Le lauréat de la distinction Nansen redonne l'espoir à des fillettes orphelines après l'insurrection de Boko Haram
Dans l'école créée par Zannah Mustapha au profit des orphelins et des enfants vulnérables, les élèves ne payent pas de frais de scolarité, reçoivent un uniforme et sont nourris.
Hauwa Madu, 13 ans, pleure encore à l'évocation de son père, tué il y a trois ans par l'un des groupes militants les plus redoutés au monde.
Jouant nerveusement des doigts, elle raconte d'une petite voix comment un matin, des combattants de Boko Haram ont fait irruption chez elle dans un petit village proche de Damboa, au nord-est du Nigéria, et ont abattu son père.
« Il était en train de faire ses ablutions avant la prière... Ils sont juste entrés et l'ont abattu dans sa chambre, » raconte-t-elle.
La tragédie a encore frappé quelques semaines plus tard. Son oncle, frère aîné de son père, est venu au village pour les ramener jusqu'à Maiduguri, la capitale de l'État de Borno où l'insurrection de Boko Haram a chassé des centaines de milliers de personnes de leur foyer et coûté la vie à 20 000 personnes au moins.
« Je veux toujours étudier la médecine et je pense que j'ai une chance. »
« Il pensait qu'on y serait plus en sécurité parce que les hommes de Boko Haram était en train de prendre le contrôle de la zone autour du village, mais en cours de route, ma mère qui était enceinte est morte en accouchant, » ajoute Hauwa.
Hauwa a été hébergée par son oncle et sa tante qui avaient déjà six enfants, dont certains voyaient sa présence d'un mauvais œil. À 10 ans à peine, se dessinait pour elle une vie sans grand espoir ni éducation. Son rêve de devenir médecin s'est écroulé.
Sa tante avait entendu parler de l'École de la Fondation islamique des prouesses futures créée par Zannah Mustapha pour les orphelins et les enfants vulnérables et qui était gratuite, à la différence des autres écoles. Hauwa a été acceptée et sa vie en a été transformée.
« Ça me fait de la peine de penser à mes parents, ils me manquent, » dit Hauwa. « Mais j'adore cette école et j'aime étudier. J'ai de très bonnes amies… M. Mustapha est vraiment quelqu'un de très bien. Il s'occupe de nous tous ici. Il nous nourrit, il nous donne des livres et nous permet d'étudier gratuitement.
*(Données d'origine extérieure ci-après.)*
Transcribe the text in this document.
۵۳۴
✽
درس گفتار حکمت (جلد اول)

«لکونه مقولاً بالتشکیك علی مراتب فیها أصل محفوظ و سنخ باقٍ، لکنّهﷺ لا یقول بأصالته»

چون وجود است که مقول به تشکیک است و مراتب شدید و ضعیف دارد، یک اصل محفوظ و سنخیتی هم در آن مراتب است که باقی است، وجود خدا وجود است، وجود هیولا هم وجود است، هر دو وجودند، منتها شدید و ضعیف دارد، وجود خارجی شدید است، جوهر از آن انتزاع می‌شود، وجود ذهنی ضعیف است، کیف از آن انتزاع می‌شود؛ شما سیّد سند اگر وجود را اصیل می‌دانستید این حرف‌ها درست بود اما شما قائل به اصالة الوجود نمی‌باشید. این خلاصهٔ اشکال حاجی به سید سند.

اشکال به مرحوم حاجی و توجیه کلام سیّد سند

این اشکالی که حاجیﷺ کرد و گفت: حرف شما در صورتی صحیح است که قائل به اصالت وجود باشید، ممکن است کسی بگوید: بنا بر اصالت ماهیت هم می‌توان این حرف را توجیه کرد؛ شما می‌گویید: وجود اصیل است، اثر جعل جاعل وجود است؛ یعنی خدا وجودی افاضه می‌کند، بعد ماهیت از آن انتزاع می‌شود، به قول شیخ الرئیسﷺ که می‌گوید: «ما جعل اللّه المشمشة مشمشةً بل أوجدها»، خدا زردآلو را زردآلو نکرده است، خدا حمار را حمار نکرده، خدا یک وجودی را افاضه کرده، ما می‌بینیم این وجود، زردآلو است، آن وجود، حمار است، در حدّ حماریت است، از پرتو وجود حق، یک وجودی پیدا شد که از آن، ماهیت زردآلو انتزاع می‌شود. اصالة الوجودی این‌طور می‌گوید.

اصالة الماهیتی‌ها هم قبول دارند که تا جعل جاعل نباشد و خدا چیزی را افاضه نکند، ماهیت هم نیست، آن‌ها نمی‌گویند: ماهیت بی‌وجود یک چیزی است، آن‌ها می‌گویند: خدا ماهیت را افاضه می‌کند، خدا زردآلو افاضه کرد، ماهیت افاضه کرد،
Je veux toujours étudier la médecine et je pense que j'ai une chance. »
Dans les deux écoles créées par Mustapha, appelées Prouesses futures I et II, les élèves sont également nourris une fois par jour, car nombre d'entre eux arrivent à l'école la faim au ventre.
« Cette école, c'est vraiment chez moi maintenant. Je peux de nouveau envisager l'avenir grâce à tout ce qu'il a fait pour nous ici, » ajoute Hauwa.
Les élèves sont issus de familles appartenant aux deux clans. Les enfants de militants soupçonnés de Boko Haram apprennent aux côtés d'enfants de membres des services de sécurité, musulmans et chrétiens côte à côte.
« Il est impossible qu'un enfant apprenne le ventre vide. »
« Tout le monde ici a besoin d'une bouée de sauvetage, d'une nouvelle chance… D'une manière ou d'une autre, tout le monde ici est victime de cette terrible insurrection, » a déclaré Mustapha lors d'un entretien avec le HCR où il expliquait la réflexion qui l’a conduit à créer l'école et le projet compagnon pour les veuves via sa Fondation islamique des prouesses futures établie en 2007.
« Il est impossible qu'un enfant apprenne le ventre vide, » souligne Mustapha. « Nous devons tout leur apporter, y compris des uniformes, mais nous y sommes arrivés grâce à nos nombreux sympathisants. »
Mustapha a été sélectionné comme lauréat 2017 de la prestigieuse distinction Nansen du HCR pour les réfugiés.
« J'espère vraiment que cette récompense nous permettra de passer à la vitesse suivante et de mettre en place un système de bourses d'études pour l'enseignement supérieur… Nombre de nos premiers élèves sont maintenant prêts à intégrer le collège ou l'université et nous devons trouver un moyen de financer ça, » explique-t-il.